Le scénario d’un ralentissement de la croissance du PIB dans les économies émergentes en 2023 repose sur deux hypothèses : le ralentissement du commerce mondial et l’impact récessif du diptyque inflation/resserrements monétaires. La première hypothèse n’en est plus une : les exportations se sont déjà contractées au cours des derniers mois pour les pays avancés comme pour les pays émergents. Bonjour et bienvenue pour vos 2 minutes d’économie.
L’essentiel de l’impact récessif des resserrements monétaires est probablement encore à venir car l’épargne accumulée durant la pandémie de Covid-19 et les mesures de soutien aux revenus des ménages ont permis à la consommation de résister à l’érosion inflationniste, d’autre part l’effet de la hausse des taux d’intérêt sur le crédit est encore peu visible.
En revanche, le ralentissement du commerce mondial est déjà très marqué. D’après les estimations du Centraal Planbureau hollandais, si on compare la moyenne novembre 2022-janvier 2023 et celle des trois mois précédents, les exportations en volume se sont contractées de 2,7% (-1,9% pour les économies avancées et 4,3% pour les économies émergentes), alors qu’elles progressaient encore sur une pente de 3% par an mi-2022.
En mars et mesurée en moyenne sur 12 mois, les exportations chinoises mesurées en dollars sont en recul de 2% par rapport à leur point haut de septembre 2022. Autres indicateurs concordants, l’opinion des industriels sur l’évolution des carnets de commandes à l’exportation était en dessous de 50 qui est la valeur-frontière entre la zone de contraction et celle d’expansion.
Depuis le début des hostilités commerciales entre les deux pays en 2017, les échanges extérieurs ont connu une vraie rupture, d’après le Petersen Institute for International Economics. Ainsi, pour le matériel de transport terrestre ou aérien, l’effet du découplage est très marqué ; les exportations d’avions et de motorisation ont été divisées par trois entre 2017 et 2022 et les exportations d’automobiles, de camions et de pièces détachées par 2,5. Enfin, les exportations de services ont diminué d’environ 30%.
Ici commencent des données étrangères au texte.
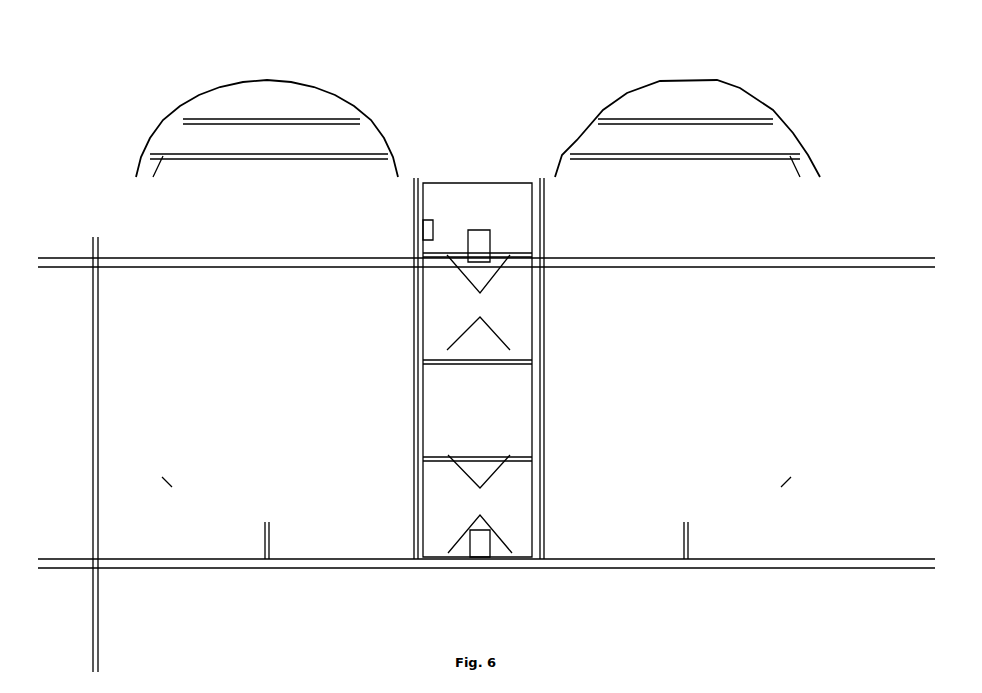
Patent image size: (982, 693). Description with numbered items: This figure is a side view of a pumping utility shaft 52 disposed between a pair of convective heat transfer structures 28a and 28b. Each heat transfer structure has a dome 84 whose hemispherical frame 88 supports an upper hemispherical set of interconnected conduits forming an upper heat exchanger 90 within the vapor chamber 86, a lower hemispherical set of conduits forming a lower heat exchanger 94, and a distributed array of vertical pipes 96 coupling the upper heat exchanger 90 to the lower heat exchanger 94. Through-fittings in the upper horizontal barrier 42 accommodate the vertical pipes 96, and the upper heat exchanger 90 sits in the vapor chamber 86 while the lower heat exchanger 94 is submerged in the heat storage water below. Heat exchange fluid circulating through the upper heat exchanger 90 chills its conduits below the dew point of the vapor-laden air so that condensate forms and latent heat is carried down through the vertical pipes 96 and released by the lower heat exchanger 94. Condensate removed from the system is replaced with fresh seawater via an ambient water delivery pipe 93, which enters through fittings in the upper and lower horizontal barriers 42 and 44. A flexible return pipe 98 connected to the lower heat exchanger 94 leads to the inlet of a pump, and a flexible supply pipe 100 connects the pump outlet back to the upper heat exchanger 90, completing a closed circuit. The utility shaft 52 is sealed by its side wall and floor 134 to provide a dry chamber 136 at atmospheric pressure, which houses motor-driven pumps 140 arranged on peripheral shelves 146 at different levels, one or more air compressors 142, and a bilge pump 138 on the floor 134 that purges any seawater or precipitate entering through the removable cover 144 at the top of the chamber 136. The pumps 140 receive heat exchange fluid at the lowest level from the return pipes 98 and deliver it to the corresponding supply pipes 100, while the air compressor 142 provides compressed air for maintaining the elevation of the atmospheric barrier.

The heat transfer structure 28a is at (158, 91).
The heat transfer structure 28b is at (818, 91).
The upper horizontal barrier 42 is at (78, 268).
The lower horizontal barrier 44 is at (141, 570).
The pump utility shaft 52 is at (479, 328).
The hemispherical frame 88 is at (318, 88).
The upper heat exchanger 90 is at (220, 115).
The ambient water delivery pipe 93 is at (99, 627).
The lower heat exchanger 94 is at (172, 487).
The vertical pipes 96 is at (151, 347).
The flexible return pipe 98 is at (264, 540).
The flexible supply pipe 100 is at (265, 228).
The floor 134 is at (500, 567).
The dry chamber 136 is at (477, 389).
The bilge pump 138 is at (480, 551).
The pumps 140 is at (478, 369).
The air compressor 142 is at (428, 220).
The removable cover 144 is at (518, 183).
The peripheral shelves 146 is at (449, 260).
The vapor chamber 86 is at (895, 240).
The dome 84 is at (878, 408).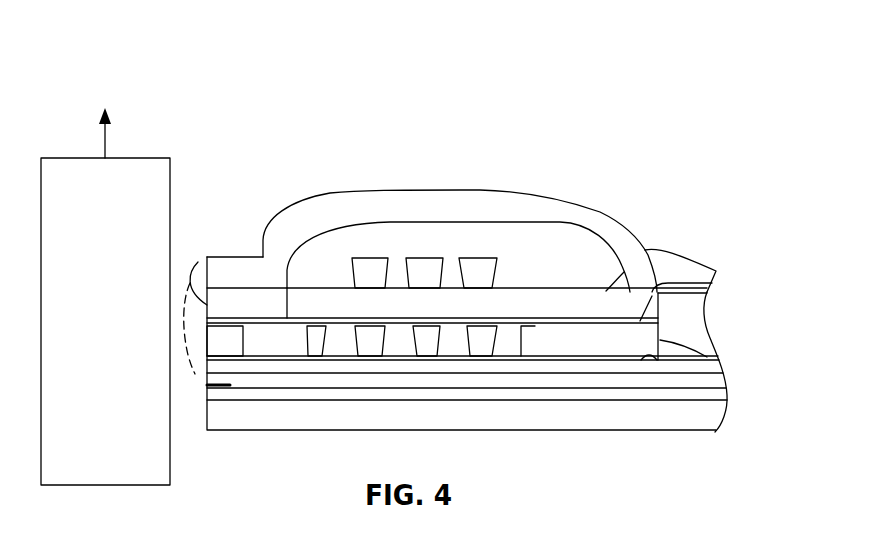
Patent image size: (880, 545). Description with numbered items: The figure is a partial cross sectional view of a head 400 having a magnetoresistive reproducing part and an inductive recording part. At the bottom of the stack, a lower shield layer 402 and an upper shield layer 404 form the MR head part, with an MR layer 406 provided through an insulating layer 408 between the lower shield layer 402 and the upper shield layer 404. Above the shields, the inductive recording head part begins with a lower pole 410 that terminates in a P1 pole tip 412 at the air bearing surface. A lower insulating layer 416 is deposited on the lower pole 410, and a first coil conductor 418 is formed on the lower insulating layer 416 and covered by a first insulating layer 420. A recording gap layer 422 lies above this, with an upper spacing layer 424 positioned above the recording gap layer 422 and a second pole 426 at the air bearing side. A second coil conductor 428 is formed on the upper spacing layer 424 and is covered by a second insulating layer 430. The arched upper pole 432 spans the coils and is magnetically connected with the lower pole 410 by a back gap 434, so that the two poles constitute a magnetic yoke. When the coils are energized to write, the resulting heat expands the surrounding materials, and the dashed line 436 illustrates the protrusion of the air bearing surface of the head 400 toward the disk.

The head 400 is at (339, 106).
The lower shield layer 402 is at (727, 422).
The upper shield layer 404 is at (730, 383).
The MR layer 406 is at (223, 389).
The insulating layer 408 is at (730, 398).
The lower pole 410 is at (728, 370).
The P1 pole tip 412 is at (244, 328).
The lower insulating layer 416 is at (690, 358).
The first coil conductor 418 is at (525, 343).
The first insulating layer 420 is at (662, 342).
The recording gap layer 422 is at (712, 284).
The upper spacing layer 424 is at (690, 254).
The second pole 426 is at (198, 262).
The second coil conductor 428 is at (497, 259).
The second insulating layer 430 is at (648, 240).
The upper pole 432 is at (567, 199).
The back gap 434 is at (706, 303).
The dashed line 436 is at (207, 383).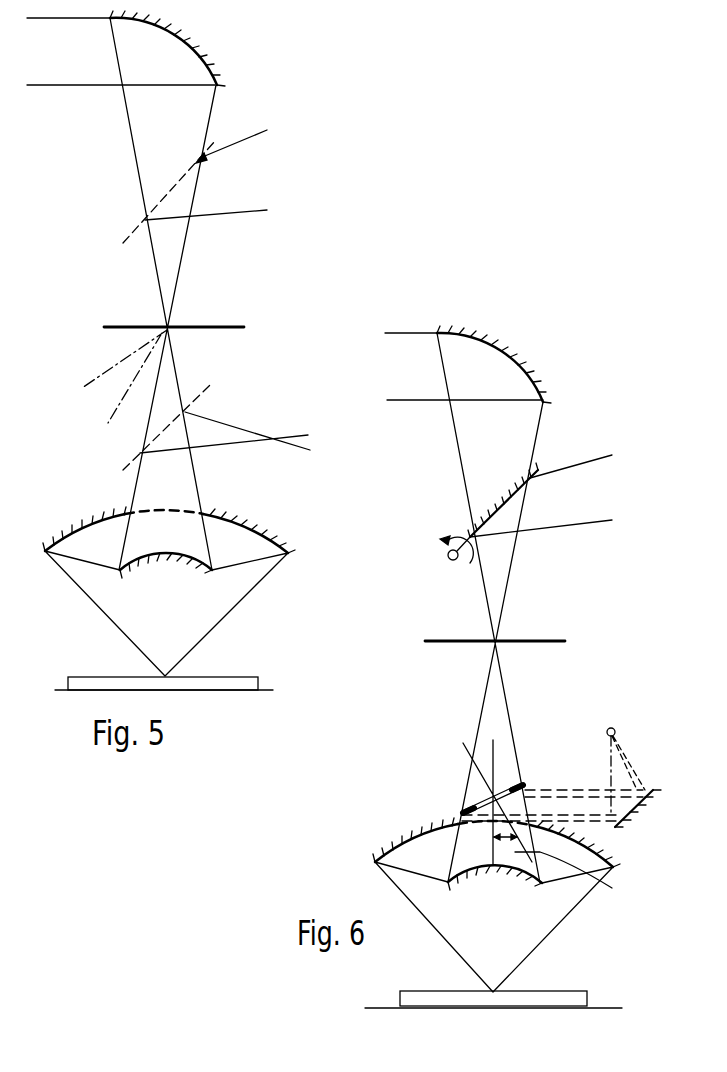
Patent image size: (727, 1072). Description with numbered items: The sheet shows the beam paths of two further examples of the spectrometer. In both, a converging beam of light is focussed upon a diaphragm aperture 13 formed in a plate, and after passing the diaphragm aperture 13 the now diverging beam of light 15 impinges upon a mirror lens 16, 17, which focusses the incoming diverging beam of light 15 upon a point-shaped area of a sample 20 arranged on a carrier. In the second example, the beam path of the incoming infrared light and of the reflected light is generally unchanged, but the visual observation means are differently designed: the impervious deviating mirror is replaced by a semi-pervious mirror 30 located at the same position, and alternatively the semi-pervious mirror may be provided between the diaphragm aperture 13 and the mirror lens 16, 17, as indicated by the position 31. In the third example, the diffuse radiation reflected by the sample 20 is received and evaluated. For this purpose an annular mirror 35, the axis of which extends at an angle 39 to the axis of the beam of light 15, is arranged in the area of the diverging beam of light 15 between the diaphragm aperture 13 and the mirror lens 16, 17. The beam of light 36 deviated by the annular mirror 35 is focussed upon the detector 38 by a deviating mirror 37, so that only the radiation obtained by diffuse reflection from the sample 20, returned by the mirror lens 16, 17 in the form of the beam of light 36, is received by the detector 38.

In FIG. 5, the diaphragm aperture 13 is at (169, 326).
In FIG. 6, the diaphragm aperture 13 is at (499, 631).
In FIG. 6, the diverging beam of light 15 is at (488, 705).
In FIG. 5, the mirror lens 16 is at (162, 558).
In FIG. 6, the mirror lens 16 is at (483, 870).
In FIG. 5, the mirror lens 17 is at (86, 526).
In FIG. 6, the mirror lens 17 is at (407, 848).
In FIG. 6, the sample 20 is at (425, 990).
In FIG. 5, the semi-pervious mirror 30 is at (162, 200).
In FIG. 6, the semi-pervious mirror 30 is at (526, 509).
In FIG. 5, the semi-pervious mirror 31 is at (187, 405).
In FIG. 6, the annular mirror 35 is at (482, 800).
In FIG. 6, the beam of light 36 is at (565, 802).
In FIG. 6, the deviating mirror 37 is at (633, 812).
In FIG. 6, the detector 38 is at (611, 728).
In FIG. 6, the angle 39 is at (576, 878).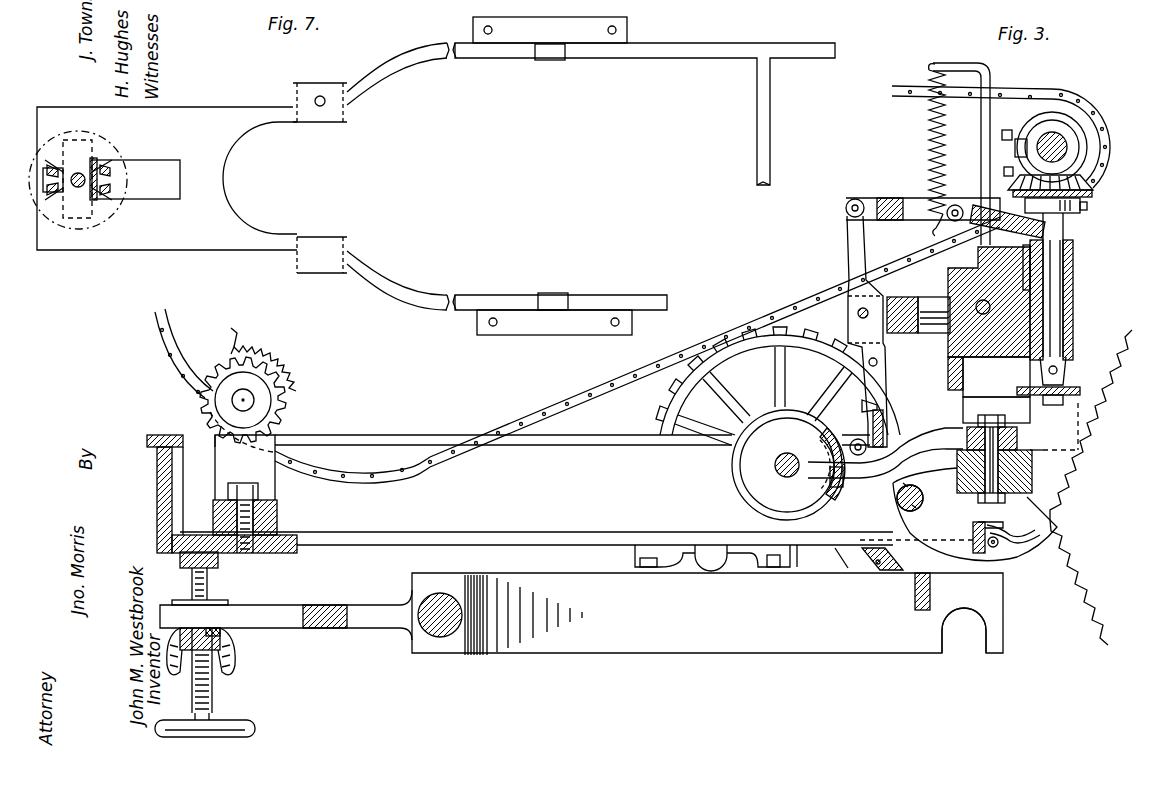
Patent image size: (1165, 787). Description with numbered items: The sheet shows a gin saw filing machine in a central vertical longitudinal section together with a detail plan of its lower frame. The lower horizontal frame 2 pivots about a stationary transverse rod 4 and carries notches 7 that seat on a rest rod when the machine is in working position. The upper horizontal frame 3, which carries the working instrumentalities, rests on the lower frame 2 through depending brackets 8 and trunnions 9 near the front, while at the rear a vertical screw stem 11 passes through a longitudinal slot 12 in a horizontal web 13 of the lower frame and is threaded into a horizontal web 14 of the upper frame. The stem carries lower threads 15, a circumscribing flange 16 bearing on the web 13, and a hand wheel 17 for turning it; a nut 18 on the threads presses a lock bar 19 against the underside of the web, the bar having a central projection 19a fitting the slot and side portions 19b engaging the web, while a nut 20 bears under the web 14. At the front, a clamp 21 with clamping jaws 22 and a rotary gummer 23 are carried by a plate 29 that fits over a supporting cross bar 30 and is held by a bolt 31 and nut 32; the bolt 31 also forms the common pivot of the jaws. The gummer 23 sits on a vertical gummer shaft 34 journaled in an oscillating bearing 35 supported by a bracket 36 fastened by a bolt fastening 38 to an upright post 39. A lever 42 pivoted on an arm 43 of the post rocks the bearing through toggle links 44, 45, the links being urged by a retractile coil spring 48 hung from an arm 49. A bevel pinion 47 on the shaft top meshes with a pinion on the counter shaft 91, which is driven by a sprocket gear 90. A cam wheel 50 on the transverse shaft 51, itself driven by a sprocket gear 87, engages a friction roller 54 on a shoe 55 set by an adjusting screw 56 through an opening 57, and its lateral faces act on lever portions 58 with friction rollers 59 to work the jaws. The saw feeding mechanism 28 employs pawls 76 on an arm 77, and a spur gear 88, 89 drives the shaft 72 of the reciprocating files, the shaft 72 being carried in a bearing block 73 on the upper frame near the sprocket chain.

In FIG. 7, the lower horizontal frame 2 is at (257, 106).
In FIG. 3, the lower horizontal frame 2 is at (600, 648).
In FIG. 3, the upper horizontal frame 3 is at (541, 502).
In FIG. 3, the stationary transverse rod 4 is at (438, 632).
In FIG. 3, the recesses or notches 7 is at (947, 640).
In FIG. 7, the depending brackets 8 is at (528, 27).
In FIG. 3, the depending brackets 8 is at (670, 567).
In FIG. 7, the trunnions 9 is at (547, 60).
In FIG. 3, the trunnions 9 is at (715, 566).
In FIG. 7, the vertical screw stem 11 is at (75, 186).
In FIG. 3, the vertical screw stem 11 is at (212, 582).
In FIG. 7, the longitudinal slot 12 is at (136, 179).
In FIG. 3, the longitudinal slot 12 is at (293, 628).
In FIG. 7, the horizontal web 13 is at (160, 227).
In FIG. 3, the horizontal web 13 is at (335, 628).
In FIG. 3, the horizontal web 14 is at (180, 553).
In FIG. 3, the threads 15 is at (213, 695).
In FIG. 3, the circumscribing flange 16 is at (228, 603).
In FIG. 3, the hand wheel 17 is at (258, 728).
In FIG. 3, the nut 18 is at (237, 665).
In FIG. 3, the lock bar 19 is at (220, 637).
In FIG. 7, the central projection 19a is at (105, 163).
In FIG. 3, the central projection 19a is at (217, 628).
In FIG. 7, the side portions 19b is at (107, 158).
In FIG. 3, the nut 20 is at (220, 560).
In FIG. 3, the clamp 21 is at (1082, 445).
In FIG. 3, the clamping jaws 22 is at (1050, 455).
In FIG. 3, the rotary file or gummer 23 is at (1077, 413).
In FIG. 3, the saw feeding mechanism 28 is at (1027, 552).
In FIG. 3, the plate 29 is at (957, 470).
In FIG. 3, the supporting cross bar 30 is at (963, 495).
In FIG. 3, the bolt 31 is at (1016, 528).
In FIG. 3, the nut 32 is at (988, 530).
In FIG. 3, the gummer shaft 34 is at (1073, 325).
In FIG. 3, the bearing 35 is at (1075, 291).
In FIG. 3, the bracket 36 is at (1030, 273).
In FIG. 3, the bolt fastening 38 is at (950, 338).
In FIG. 3, the upright post or bracket 39 is at (963, 362).
In FIG. 3, the lever 42 is at (873, 285).
In FIG. 3, the arm 43 is at (938, 315).
In FIG. 3, the rear toggle link 44 is at (897, 207).
In FIG. 3, the front toggle link 45 is at (968, 202).
In FIG. 3, the bevel pinion 47 is at (1093, 187).
In FIG. 3, the retractile coil spring 48 is at (928, 137).
In FIG. 3, the arm 49 is at (990, 73).
In FIG. 3, the cam wheel 50 is at (748, 463).
In FIG. 3, the transverse shaft 51 is at (778, 472).
In FIG. 3, the friction roller 54 is at (858, 458).
In FIG. 3, the shoe 55 is at (962, 393).
In FIG. 3, the adjusting screw 56 is at (963, 410).
In FIG. 3, the opening 57 is at (887, 413).
In FIG. 3, the lever portions 58 is at (897, 500).
In FIG. 3, the friction rollers 59 is at (836, 488).
In FIG. 3, the shaft 72 is at (250, 407).
In FIG. 3, the bearing block 73 is at (273, 482).
In FIG. 3, the pawls 76 is at (1053, 530).
In FIG. 3, the arm 77 is at (957, 547).
In FIG. 3, the sprocket gear 87 is at (512, 387).
In FIG. 3, the spur gear 88 is at (320, 390).
In FIG. 3, the spur gear 89 is at (273, 427).
In FIG. 3, the sprocket gear 90 is at (1005, 137).
In FIG. 3, the counter shaft 91 is at (1062, 138).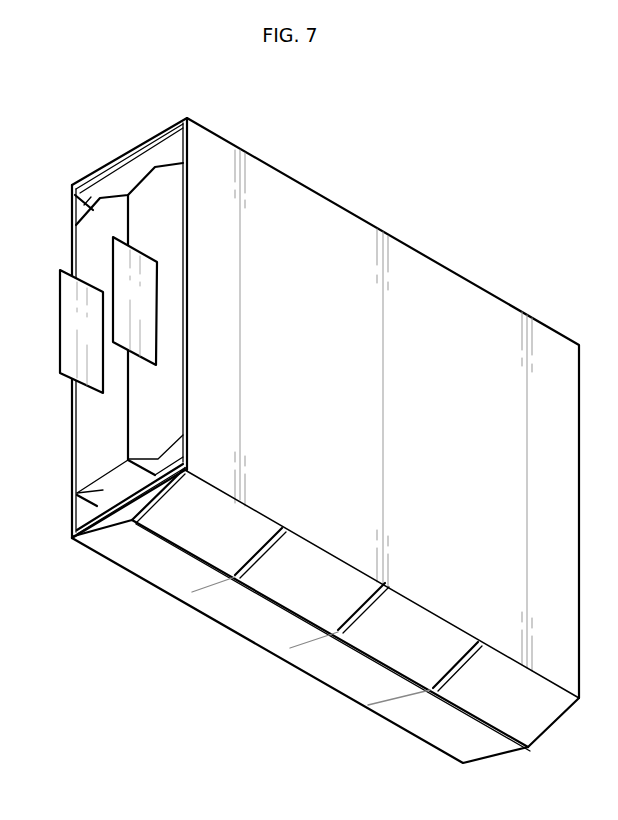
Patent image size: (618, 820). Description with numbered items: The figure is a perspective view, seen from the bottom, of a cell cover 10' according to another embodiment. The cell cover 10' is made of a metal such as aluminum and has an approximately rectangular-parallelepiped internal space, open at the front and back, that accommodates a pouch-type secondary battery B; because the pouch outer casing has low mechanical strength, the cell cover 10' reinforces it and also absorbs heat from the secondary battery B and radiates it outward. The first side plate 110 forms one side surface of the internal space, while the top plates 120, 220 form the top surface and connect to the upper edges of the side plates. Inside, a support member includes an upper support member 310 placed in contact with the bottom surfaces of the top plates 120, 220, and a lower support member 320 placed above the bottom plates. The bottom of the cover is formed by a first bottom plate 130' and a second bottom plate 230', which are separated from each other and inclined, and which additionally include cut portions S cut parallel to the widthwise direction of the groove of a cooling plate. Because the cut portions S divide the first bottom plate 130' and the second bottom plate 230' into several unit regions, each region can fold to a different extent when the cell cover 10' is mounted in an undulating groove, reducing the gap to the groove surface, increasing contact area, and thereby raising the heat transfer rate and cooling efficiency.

The cell cover 10' is at (325, 408).
The first side plate 110 is at (495, 310).
The top plate 120 is at (152, 137).
The top plate 220 is at (105, 170).
The upper support member 310 is at (84, 204).
The secondary battery B is at (137, 442).
The lower support member 320 is at (97, 510).
The first bottom plate 130' is at (360, 616).
The second bottom plate 230' is at (300, 664).
The cut portion S is at (259, 553).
Les conséquences du découplage entre les États-Unis et la Chine sur les échanges extérieurs des pays émergents sont multiples avec des effets potentiellement opposés. Premièrement, l’augmentation des barrières tarifaires ou des interdictions et restrictions aux échanges a apriori des effets récessifs via le jeu du multiplicateur du commerce international. Deuxièmement, la réorganisation ou le raccourcissement des chaînes de valeur ont des effets récessifs également si le pays n’est qu’un simple maillon au sein des chaînes existantes, sans capacité de renforcer sa position parmi les fournisseurs ; dans ce cas, le pays subira, au mieux, les répercussions de la hausse des tarifs extérieurs, au pire, il sera évincé des nouvelles chaînes de valeur.
Mais la réorganisation des chaînes de valeur peut avoir un effet bénéfique si le pays peut se substituer aux États-Unis ou la Chine comme fournisseur ou s’il renforce sa position comme fournisseur intermédiaire du fait de l’éviction d’autres pays.
On pourrait penser que les pays les plus industrialisés, disposant d’un appareil productif diversifié et proche géographiquement de la Chine ou des États-Unis, seront parmi les gagnants. Or, d’après le FMI, entre 2018 et 2022, la part du Japon et de la Corée du Sud dans les importations chinoises a diminué alors que celles de l’Inde, de la Malaisie et du Vietnam ont augmenté. Vis-à-vis des États-Unis, le Mexique devrait a priori tirer son épingle du jeu mais ce n’est pas encore le cas ; la part des exportations de produits manufacturés mexicains dans le total des importations américaines (hors pétrole) n’a en effet que modérément augmenté (de 14,8% à 15,6%) entre 2018 et 2022.